I think all the checks that happened previously still happen for the legacy format, and every type and structure is now being tested which I don't think was the case previously.
Code overview
I will present a brief overview of the different parts that make up the new system.
Metadata class
This class represents a config that can be loaded. The constructor takes one specification dictionary, and the functions that are supposed to be used are
load_config
which basically take the data and some data to "inject". This means that the data will be thrown into the loaded config which is meant to be use for copying standard values. Also acheck_config
function is supposed to be used to detect some additional errors like incompatible alternatives.Path class
This class is meant to be used to index multiple layers of dictionaries and lists. Maybe some dependency could be added to handle this functionality. These functions were just implemented as pretty basic stuff is required.
AlternativeMatcher class
It was required that we could match strings, ints, floats and bools for various purposes by providing strings. How these match-strings look is described in the spec.md.

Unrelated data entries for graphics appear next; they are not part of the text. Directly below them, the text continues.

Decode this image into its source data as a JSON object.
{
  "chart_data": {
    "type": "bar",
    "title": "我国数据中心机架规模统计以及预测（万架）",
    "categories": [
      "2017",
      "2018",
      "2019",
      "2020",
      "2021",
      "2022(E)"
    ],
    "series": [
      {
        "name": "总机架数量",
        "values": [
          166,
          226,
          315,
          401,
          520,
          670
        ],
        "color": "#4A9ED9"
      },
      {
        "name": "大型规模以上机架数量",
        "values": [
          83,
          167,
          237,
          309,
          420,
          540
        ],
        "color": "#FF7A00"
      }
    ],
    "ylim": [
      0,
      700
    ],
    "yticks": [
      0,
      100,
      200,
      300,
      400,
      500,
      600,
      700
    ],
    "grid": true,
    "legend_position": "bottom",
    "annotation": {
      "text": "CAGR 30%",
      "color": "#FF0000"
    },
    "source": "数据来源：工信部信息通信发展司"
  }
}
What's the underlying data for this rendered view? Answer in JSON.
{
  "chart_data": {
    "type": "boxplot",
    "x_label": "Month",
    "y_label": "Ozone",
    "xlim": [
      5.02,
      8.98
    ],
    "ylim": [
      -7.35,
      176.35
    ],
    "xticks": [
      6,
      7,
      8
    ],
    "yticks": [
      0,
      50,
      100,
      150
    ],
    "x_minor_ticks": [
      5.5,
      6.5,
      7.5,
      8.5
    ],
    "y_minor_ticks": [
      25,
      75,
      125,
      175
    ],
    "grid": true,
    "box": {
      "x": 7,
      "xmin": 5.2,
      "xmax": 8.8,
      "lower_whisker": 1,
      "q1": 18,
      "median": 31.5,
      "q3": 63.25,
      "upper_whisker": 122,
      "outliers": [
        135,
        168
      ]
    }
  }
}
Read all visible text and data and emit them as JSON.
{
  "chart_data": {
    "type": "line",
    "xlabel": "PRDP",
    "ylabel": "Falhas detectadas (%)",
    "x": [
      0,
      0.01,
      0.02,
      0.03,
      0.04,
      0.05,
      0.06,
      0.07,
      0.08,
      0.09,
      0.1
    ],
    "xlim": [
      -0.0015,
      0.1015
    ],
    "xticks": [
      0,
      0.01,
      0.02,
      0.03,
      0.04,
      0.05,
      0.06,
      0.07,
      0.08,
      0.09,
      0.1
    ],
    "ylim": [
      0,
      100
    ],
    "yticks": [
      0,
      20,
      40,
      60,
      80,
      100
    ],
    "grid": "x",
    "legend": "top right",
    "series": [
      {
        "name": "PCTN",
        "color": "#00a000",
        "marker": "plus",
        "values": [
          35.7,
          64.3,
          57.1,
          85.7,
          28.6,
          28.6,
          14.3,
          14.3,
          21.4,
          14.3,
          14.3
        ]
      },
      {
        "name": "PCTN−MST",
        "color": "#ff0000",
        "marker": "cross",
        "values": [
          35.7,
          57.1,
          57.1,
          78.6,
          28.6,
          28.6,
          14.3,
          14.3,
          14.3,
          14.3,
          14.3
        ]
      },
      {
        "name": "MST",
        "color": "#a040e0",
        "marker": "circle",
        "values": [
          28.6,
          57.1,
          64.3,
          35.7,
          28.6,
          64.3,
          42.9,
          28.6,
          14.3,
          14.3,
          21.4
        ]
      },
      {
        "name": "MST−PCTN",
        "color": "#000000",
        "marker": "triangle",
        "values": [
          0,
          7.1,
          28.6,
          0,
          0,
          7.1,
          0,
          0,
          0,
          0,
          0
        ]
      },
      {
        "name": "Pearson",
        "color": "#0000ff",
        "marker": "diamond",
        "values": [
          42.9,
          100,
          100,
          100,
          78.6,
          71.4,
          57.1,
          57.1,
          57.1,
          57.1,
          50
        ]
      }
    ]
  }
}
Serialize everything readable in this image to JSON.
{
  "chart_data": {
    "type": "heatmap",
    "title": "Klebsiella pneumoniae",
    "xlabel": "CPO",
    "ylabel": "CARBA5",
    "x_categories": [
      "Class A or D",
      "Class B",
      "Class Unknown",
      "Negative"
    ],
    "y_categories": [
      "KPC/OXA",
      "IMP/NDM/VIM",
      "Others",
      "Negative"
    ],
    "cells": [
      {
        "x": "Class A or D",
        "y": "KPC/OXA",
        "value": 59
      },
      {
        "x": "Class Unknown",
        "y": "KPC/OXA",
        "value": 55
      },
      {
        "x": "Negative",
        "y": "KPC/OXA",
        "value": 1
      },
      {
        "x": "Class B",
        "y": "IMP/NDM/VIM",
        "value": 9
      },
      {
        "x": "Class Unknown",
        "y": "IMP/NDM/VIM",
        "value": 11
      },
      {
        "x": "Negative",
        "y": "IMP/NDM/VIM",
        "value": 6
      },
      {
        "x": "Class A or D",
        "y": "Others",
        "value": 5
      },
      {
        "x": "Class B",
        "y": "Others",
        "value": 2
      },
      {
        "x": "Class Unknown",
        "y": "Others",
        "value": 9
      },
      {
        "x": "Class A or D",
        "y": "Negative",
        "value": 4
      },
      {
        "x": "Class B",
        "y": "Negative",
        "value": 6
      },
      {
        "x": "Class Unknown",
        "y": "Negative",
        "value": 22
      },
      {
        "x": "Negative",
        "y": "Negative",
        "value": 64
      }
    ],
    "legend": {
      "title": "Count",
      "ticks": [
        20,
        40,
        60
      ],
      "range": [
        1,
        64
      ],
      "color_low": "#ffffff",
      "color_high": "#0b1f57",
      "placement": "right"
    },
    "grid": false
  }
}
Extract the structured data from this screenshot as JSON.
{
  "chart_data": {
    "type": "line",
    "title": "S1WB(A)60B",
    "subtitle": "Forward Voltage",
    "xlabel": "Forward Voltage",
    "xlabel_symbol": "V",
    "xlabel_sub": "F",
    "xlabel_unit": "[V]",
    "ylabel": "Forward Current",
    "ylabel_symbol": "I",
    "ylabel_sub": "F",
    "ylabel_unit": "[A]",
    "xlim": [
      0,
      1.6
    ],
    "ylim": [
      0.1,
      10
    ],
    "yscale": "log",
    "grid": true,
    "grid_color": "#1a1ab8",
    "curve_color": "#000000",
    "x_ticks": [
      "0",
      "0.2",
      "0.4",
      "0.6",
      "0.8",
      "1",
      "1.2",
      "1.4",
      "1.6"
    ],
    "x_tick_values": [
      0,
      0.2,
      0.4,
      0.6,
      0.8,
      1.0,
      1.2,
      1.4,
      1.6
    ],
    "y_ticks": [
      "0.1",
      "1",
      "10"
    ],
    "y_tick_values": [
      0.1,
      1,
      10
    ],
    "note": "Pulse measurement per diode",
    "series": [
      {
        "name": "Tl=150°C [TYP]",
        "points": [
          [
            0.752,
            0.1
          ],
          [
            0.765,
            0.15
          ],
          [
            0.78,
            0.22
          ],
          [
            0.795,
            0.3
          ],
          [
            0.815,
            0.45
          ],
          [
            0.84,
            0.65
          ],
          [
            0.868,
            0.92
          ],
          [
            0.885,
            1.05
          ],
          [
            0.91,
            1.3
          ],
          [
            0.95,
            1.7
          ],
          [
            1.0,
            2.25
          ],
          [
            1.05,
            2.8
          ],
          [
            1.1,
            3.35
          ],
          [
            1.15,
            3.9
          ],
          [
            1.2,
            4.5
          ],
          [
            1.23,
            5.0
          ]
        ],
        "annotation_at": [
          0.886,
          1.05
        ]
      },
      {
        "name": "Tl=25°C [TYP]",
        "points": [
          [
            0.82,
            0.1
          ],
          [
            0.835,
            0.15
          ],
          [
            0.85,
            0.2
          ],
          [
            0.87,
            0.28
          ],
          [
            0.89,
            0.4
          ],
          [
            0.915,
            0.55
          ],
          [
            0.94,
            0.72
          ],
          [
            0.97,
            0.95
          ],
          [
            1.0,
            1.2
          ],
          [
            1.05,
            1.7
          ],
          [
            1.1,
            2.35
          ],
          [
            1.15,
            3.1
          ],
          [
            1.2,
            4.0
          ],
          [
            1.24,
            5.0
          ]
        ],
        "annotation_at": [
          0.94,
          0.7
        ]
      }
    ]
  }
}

AlternativeMatch is a baseclass for all the matcher classes, and provides a factory to get the corresponding one based on a type string.
Parser class
To handle many peculiarities of the problem format, custom parsing was added, so a lot of parsers were implemented for different things to get them into a easier-to-work-with format. For example legacy validation is a string with space-separated keywords, which would be much easier to work with if it was an object with the corresponding properties as bools, so a parser "legacy-validation" converts this string to this object representation. Also for weird resolutions of copying values like rights_holder a parsing-rule looked at if the license was public domain and if so did not copy this value from author/source (if not specified) otherwise it does. Parsing rules are pretty powerful as they can list what paths should be resolved before they are enacted. The parser class provides a factory to get the corresponding parsing rule based on its name and type.
Quirks of specification
Because the specification has some quirks like discussed in section about parsers, we took some liberties to convert everything to a more standardized way after loading in the config. This does not mean it will misinterpret the config as it is specified, but rather that after the config is loaded it might not look exactly the same as in the specification. For example for "grading" in the legacy format (which was deprecated from legacy but should stay I was told), the format specified some floats as type "string", which we just interpret as floats instead. Also, after having parsed the config the layout of the config will be entirely standardized, and a given path into the dictionary will always give the same type no matter the input data. All values should be defaulted to something after config is loaded, so as long as the path exists, it should not give a indexing-error.